Trade not only brought the prosperity that allowed the Dutch to achieve so much, it was the spur to many of these achievements as well. It was trade that impelled many Dutch seamen to undertake voyages into unchartered waters. Heemskerck and Jacob Barentsz were searching for a quicker and cheaper way to the Pacific when they perished in the Arctic sea, while Abel Tasman was looking for a more reliable route to the rich Spanish colonies in South America when he discovered Tasmania (which he called Van Diemen’s Land) and New Zealand in the 1640s. It was to provide sea traders with more reliable information that Dutch mapmakers such as Waghenaer and Willem Jansz Blaeu made their superb charts and inspired an era of superlative mapmaking.

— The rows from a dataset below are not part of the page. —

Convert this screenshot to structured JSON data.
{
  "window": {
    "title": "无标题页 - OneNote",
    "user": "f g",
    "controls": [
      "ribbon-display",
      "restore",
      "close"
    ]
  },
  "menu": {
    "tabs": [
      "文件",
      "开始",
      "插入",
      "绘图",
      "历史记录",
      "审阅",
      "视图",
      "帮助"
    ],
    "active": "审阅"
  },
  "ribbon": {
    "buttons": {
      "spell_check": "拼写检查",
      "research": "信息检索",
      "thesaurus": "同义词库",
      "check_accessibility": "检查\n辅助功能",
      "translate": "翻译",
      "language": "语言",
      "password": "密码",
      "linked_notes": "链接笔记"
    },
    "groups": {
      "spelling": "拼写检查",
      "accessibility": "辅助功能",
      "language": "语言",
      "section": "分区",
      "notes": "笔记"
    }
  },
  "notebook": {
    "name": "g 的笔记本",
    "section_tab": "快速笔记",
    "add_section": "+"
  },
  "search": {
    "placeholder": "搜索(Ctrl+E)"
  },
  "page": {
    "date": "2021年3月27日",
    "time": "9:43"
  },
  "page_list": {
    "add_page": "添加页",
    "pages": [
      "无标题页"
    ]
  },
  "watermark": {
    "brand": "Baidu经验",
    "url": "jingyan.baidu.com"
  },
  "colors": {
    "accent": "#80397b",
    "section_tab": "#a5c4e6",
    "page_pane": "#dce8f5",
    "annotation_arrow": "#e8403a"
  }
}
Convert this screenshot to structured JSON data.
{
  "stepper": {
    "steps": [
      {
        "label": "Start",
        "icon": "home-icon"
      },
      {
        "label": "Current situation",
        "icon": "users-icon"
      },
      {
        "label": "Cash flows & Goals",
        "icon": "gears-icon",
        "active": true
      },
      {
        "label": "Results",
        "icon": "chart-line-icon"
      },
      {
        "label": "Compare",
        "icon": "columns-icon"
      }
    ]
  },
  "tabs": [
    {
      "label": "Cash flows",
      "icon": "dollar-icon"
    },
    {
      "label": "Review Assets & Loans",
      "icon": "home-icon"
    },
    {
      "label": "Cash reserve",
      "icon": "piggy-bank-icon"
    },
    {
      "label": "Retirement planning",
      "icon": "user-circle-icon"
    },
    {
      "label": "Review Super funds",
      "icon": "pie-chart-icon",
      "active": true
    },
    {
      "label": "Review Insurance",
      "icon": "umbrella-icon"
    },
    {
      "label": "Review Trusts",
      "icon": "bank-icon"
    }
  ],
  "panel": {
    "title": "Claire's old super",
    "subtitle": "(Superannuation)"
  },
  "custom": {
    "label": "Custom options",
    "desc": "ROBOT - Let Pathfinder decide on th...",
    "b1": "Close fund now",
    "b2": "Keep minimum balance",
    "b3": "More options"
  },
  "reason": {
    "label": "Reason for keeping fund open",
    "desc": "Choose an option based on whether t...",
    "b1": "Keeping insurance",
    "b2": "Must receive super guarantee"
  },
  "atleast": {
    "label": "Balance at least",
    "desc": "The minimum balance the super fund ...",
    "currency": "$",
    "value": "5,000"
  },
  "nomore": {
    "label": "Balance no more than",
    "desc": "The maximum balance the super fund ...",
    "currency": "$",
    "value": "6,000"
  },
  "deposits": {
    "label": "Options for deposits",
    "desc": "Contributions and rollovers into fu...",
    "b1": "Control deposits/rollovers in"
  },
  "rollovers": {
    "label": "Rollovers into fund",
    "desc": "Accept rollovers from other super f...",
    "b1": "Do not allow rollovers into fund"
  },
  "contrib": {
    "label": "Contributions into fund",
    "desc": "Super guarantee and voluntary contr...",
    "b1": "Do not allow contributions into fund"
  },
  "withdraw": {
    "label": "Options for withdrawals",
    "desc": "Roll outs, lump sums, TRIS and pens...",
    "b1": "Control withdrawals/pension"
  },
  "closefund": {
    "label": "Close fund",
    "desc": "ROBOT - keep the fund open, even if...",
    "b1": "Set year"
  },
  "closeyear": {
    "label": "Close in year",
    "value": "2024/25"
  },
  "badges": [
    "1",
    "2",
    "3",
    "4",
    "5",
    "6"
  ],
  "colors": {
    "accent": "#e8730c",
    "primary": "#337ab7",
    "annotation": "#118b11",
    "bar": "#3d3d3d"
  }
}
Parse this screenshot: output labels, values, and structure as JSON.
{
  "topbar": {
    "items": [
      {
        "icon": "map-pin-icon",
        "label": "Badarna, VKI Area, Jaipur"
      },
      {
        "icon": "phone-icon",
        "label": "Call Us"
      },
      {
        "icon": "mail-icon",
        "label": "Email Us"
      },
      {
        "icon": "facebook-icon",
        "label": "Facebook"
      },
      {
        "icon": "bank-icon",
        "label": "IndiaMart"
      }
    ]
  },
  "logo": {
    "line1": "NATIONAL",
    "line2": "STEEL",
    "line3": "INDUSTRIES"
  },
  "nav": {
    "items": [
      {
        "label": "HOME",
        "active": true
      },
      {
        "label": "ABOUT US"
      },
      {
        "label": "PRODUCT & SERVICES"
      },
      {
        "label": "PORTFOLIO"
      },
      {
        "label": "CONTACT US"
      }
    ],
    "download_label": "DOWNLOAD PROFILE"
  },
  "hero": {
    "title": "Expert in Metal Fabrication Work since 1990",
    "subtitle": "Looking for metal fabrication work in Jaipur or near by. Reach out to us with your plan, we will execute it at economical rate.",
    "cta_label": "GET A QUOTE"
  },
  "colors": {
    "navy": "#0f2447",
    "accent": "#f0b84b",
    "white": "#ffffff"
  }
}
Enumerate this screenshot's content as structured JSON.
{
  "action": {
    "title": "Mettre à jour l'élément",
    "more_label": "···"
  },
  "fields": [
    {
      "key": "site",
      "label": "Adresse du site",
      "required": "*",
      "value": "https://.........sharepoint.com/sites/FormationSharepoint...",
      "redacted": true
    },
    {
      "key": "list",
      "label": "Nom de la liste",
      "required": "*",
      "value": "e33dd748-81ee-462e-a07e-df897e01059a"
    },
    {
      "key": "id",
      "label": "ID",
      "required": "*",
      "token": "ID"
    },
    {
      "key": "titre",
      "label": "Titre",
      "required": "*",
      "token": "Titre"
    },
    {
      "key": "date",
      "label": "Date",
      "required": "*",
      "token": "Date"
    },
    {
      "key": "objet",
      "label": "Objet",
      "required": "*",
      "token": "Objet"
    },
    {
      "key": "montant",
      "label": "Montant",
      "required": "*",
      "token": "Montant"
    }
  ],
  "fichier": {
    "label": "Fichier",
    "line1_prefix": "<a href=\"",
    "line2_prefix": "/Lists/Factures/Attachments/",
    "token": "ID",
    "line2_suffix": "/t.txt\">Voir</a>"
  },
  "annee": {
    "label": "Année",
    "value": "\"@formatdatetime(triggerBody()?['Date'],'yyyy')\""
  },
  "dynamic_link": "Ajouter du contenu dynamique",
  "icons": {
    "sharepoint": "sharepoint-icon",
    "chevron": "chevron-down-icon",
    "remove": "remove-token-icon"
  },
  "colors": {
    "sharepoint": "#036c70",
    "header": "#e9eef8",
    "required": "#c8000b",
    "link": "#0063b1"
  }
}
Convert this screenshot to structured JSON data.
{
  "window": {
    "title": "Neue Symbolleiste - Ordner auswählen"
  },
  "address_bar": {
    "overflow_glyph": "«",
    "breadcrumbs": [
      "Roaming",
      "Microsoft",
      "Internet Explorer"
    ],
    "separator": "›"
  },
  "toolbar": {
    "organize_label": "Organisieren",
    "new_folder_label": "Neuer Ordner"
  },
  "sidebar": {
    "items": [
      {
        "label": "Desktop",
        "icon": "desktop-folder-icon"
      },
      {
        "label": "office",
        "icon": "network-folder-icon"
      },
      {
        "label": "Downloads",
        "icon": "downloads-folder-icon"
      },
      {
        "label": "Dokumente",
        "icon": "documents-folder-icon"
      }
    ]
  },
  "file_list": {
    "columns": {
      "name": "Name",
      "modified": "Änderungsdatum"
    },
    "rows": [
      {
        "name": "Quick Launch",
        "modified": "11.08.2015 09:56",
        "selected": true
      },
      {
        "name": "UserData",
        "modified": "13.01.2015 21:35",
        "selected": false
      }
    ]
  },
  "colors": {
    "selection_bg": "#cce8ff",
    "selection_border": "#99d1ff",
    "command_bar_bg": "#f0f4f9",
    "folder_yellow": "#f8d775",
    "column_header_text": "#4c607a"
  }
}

Waghenaer’s charts, printed with engraved copper plates, were so successful that for centuries afterward, British sailors referred to charts as “waggoners”, while the English diarist John Evelyn considered no trip to Amsterdam in the 1640s was complete without a visit to the mapmakers Jodocus Hondius and Blaeu.
The rewards of trade encouraged all kinds of inventions and persuaded scientists to look for practical applications for their ideas. It was the need for better navigational equipment to match the expanding sea trade, for instance, that was behind Huygen’s invention of the pendulum clock. The enormous profits that could be made from reclaiming land from the sea spurred on Dutch engineers to develop the skill in drainage that made them so much in demand — not least with the English, soon to be their trading rivals.